この考え方は、キャッシュ利益の数字に大きく影響します。
メーカーであるトヨタ自動車(株)では、毎期2千億円以上の減価償却費を計上しています。
この額をキャッシュ利益とみなすのか、キャッシュ費用とみなすのかによって当然とんでもない評価の差が生じます。
必要なら直ちにその全額を借入金返済にも充当できるのが当期最終キャッシュ利益です。
しかしトヨタ自動車の減価償却費と有形固定資産投資額のバランスを考えたとき、そのような選択をしても果たして翌期の事業競争力に支障が出ないでしょうか。
私にはとうてい無傷では終われないように思えます。

残った項目、解説番号②「法人税支払額」ついては、損益計算書の勘定科目・「法人税、住民税及び事業税」と「法人税等調整額」のキャッシュ支払額を算出するものです。

算出式は、「前期貸借対照表・流動負債・未払法人税+当期損益計算書・法人税、住民税及び事業税-当期貸借対照表・流動負債・未払法人税」です。
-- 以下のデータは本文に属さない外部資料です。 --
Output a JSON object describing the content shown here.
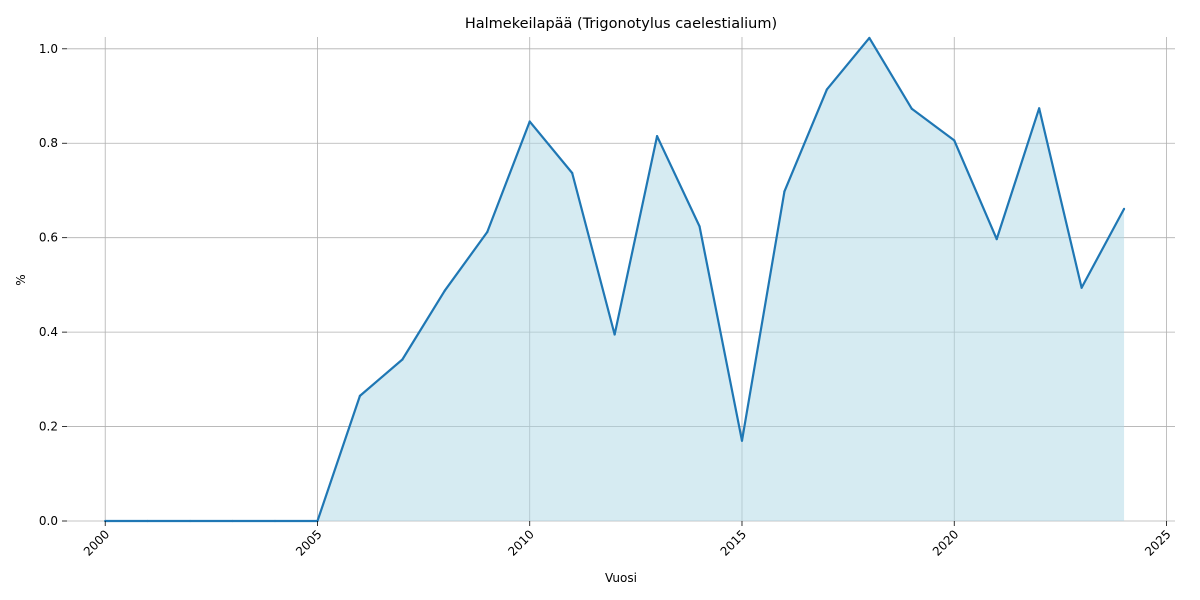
{
  "chart_data": {
    "type": "area",
    "title": "Halmekeilapää (Trigonotylus caelestialium)",
    "xlabel": "Vuosi",
    "ylabel": "%",
    "xlim": [
      1999.1,
      2025.2
    ],
    "ylim": [
      0,
      1.025
    ],
    "xticks": [
      2000,
      2005,
      2010,
      2015,
      2020,
      2025
    ],
    "yticks": [
      0.0,
      0.2,
      0.4,
      0.6,
      0.8,
      1.0
    ],
    "xtick_labels": [
      "2000",
      "2005",
      "2010",
      "2015",
      "2020",
      "2025"
    ],
    "ytick_labels": [
      "0.0",
      "0.2",
      "0.4",
      "0.6",
      "0.8",
      "1.0"
    ],
    "grid": true,
    "line_color": "#1f77b4",
    "fill_color": "#add8e6",
    "x": [
      2000,
      2001,
      2002,
      2003,
      2004,
      2005,
      2006,
      2007,
      2008,
      2009,
      2010,
      2011,
      2012,
      2013,
      2014,
      2015,
      2016,
      2017,
      2018,
      2019,
      2020,
      2021,
      2022,
      2023,
      2024
    ],
    "y": [
      0,
      0,
      0,
      0,
      0,
      0,
      0.265,
      0.342,
      0.488,
      0.612,
      0.846,
      0.737,
      0.395,
      0.815,
      0.624,
      0.17,
      0.698,
      0.914,
      1.023,
      0.873,
      0.806,
      0.597,
      0.874,
      0.494,
      0.661
    ]
  }
}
考え方は、「前期貸借対照表・流動負債・未払法人税」とは、前期末時点での法人税、住民税及び事業税の未払額を表し、当期損益計算書・法人税、住民税及び事業税とは当期中に支払うべき法人税、住民税及び事業税額であり、この両者の合算額が当期中に支払うべき法人税、住民税及び事業税額の総額ですから、そこから当期貸借対照表・流動負債・未払法人税を引けば、自ずと当期中に支払った法人税、住民税及び事業税額が算出されることになります。

残った解説番号③「配当金支払額」は、損益計算書の後に表示されている「株主資本等変動計算書」の「当期・剰余金の配当額」を転記します。

以上が「当期最終キャッシュ利益」算出ロジックの考え方です。